My employer has a support contract with Cisco, and I'm working with the internal network group to get a Cisco ticket opened.  I'll update as I learn more, but it's slow climbing through the various levels of internal and external tech support, each one of whom starts out with, "are you sure it's plugged in?"  It may take weeks to find somebody who even knows what IP fragmentation is.


TRY IT YOURSELF

I would love to hear from others who can try this out on their own networks.  Grab the source files:


To build on Linux do:
gcc -o msend msend.c
gcc -o mdump mdump.c

Note that I've tried other operating systems (Widows and Solaris), with the same test results.  This is not an OS issue.

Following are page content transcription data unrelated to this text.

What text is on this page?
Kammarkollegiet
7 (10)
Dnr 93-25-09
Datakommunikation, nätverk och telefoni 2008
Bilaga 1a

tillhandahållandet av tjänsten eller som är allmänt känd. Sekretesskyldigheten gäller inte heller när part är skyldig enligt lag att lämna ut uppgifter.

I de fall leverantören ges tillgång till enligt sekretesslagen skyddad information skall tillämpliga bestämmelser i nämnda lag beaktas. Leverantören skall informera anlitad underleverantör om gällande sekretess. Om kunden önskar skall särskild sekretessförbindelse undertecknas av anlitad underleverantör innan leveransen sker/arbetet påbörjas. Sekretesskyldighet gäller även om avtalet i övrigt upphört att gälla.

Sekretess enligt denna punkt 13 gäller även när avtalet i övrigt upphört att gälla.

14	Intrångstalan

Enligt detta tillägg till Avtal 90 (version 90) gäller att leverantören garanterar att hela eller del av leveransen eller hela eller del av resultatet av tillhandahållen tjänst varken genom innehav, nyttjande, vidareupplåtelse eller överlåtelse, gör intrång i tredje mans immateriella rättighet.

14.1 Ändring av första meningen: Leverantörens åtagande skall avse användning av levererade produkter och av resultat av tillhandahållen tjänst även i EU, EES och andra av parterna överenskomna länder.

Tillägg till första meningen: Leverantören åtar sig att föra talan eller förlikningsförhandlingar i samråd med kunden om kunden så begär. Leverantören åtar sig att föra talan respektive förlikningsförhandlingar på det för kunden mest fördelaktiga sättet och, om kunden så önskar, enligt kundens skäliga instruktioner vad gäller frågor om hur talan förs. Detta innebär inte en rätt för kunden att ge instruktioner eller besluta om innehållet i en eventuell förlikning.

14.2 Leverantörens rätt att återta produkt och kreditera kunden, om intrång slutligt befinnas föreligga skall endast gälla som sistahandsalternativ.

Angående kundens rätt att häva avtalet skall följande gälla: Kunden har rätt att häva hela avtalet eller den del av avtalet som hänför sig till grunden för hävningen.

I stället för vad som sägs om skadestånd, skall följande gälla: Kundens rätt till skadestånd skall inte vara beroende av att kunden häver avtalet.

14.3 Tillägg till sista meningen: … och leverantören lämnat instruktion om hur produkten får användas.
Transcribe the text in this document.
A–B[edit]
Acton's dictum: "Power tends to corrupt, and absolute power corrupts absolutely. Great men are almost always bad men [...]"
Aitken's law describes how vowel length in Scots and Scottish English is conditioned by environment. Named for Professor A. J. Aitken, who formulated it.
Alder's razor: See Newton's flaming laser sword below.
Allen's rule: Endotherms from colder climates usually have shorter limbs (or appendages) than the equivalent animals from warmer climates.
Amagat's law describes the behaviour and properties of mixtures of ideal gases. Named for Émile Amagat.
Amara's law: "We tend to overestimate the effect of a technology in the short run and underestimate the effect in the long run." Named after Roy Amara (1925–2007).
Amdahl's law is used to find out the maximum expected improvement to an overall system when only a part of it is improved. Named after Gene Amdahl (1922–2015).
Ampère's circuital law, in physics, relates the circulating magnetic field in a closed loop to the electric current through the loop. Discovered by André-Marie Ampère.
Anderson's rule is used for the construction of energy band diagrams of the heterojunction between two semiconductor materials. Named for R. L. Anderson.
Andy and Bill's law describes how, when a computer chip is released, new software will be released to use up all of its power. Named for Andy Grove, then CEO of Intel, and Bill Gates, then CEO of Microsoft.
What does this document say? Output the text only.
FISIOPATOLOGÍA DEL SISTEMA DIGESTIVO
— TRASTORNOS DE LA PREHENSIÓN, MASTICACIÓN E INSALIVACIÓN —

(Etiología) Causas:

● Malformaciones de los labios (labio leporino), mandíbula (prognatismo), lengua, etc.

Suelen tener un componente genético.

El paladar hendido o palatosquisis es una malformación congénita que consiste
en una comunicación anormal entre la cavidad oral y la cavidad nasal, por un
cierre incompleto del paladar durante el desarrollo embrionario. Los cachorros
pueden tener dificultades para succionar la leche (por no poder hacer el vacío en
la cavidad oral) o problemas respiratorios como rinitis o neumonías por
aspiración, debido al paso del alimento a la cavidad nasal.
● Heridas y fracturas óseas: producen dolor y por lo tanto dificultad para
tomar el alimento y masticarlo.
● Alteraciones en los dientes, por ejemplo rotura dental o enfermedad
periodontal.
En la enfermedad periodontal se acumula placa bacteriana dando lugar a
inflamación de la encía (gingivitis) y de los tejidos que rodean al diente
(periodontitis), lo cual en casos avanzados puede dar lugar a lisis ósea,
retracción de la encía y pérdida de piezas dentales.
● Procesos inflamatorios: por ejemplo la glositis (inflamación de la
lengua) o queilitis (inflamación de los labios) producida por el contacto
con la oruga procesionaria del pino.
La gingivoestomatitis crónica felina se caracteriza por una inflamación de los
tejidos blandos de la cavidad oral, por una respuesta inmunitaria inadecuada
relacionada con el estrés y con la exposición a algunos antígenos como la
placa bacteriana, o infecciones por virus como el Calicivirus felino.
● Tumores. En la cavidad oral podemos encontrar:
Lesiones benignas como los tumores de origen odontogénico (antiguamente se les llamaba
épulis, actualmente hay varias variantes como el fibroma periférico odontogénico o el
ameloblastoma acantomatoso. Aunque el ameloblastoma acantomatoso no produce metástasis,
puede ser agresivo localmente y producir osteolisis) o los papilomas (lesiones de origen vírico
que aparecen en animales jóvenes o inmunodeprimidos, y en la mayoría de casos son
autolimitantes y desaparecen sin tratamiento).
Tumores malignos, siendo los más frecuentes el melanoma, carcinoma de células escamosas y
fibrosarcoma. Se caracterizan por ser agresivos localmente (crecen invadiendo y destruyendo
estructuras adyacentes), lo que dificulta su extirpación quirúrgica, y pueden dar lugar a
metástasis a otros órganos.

For this test, the main purpose of mdump is to get the host to join the multicast group.

Choose three hosts: A, B, and C.  Make sure A and B are on the same switch, and C is on a different switch.  In my case, all three hosts are on the same VLAN; I don't know if that is significant.  For this example, let's assume that the three hosts' IP addresses are 10.29.1.1, 10.29.1.2, and 10.29.1.3 respectively, and that all NICs are named "eth0".

Choose a multicast group and UDP port that aren't being used in your network.  I chose 239.101.3.1 and 12000.  I've tried others as well, with the same test results.

Note that the msend and mdump commands require you to put the hosts's primary IP address as the 3rd command-line parameter.  This is because multicast needs to be told explicitly which interface to use (normal IP routing doesn't know the "right" interface to use).

Open a window to A, and two windows each for B and C.  Enter the following commands:

B1: ./mdump  239.101.3.1 12000 10.29.1.2

B2: tcpdump -i eth0 -s2000 -vvv -XX -e host 239.101.3.1

C1: ./mdump  239.101.3.1 12000 10.29.1.3

C2: tcpdump -i eth0 -s2000 -vvv -XX -e host 239.101.3.1

A: ./msend 239.101.3.1 12000 10.29.1.1

The "msend" command sends two datagrams.  The first one is small and gives the sending host's name.  The second one is the 1476-byte datagram, whose second fragment gets eaten by the Cisco "MDF" switch.

Window B1 should show both datagrams fully received.

B2 should show 3 packets:
1. The short packet with the host name.
2. Fragment #1 of the long packet
3. Fragment #2 of the long packet

C1 should only show the first datagram.

C2 should show 2 packets:
1. The short packet with the host name.
2. Fragment #1 of the long packet.

Fragment #2 is missing from C2, presumably eaten by the "MDF" switch.

Note that the two "tcpdump" windows might show additional packets, which are for the "igmp" protocol, and are unrelated to the test.  If I had more time, I would figure out how to get "tcpdump" to ignore them.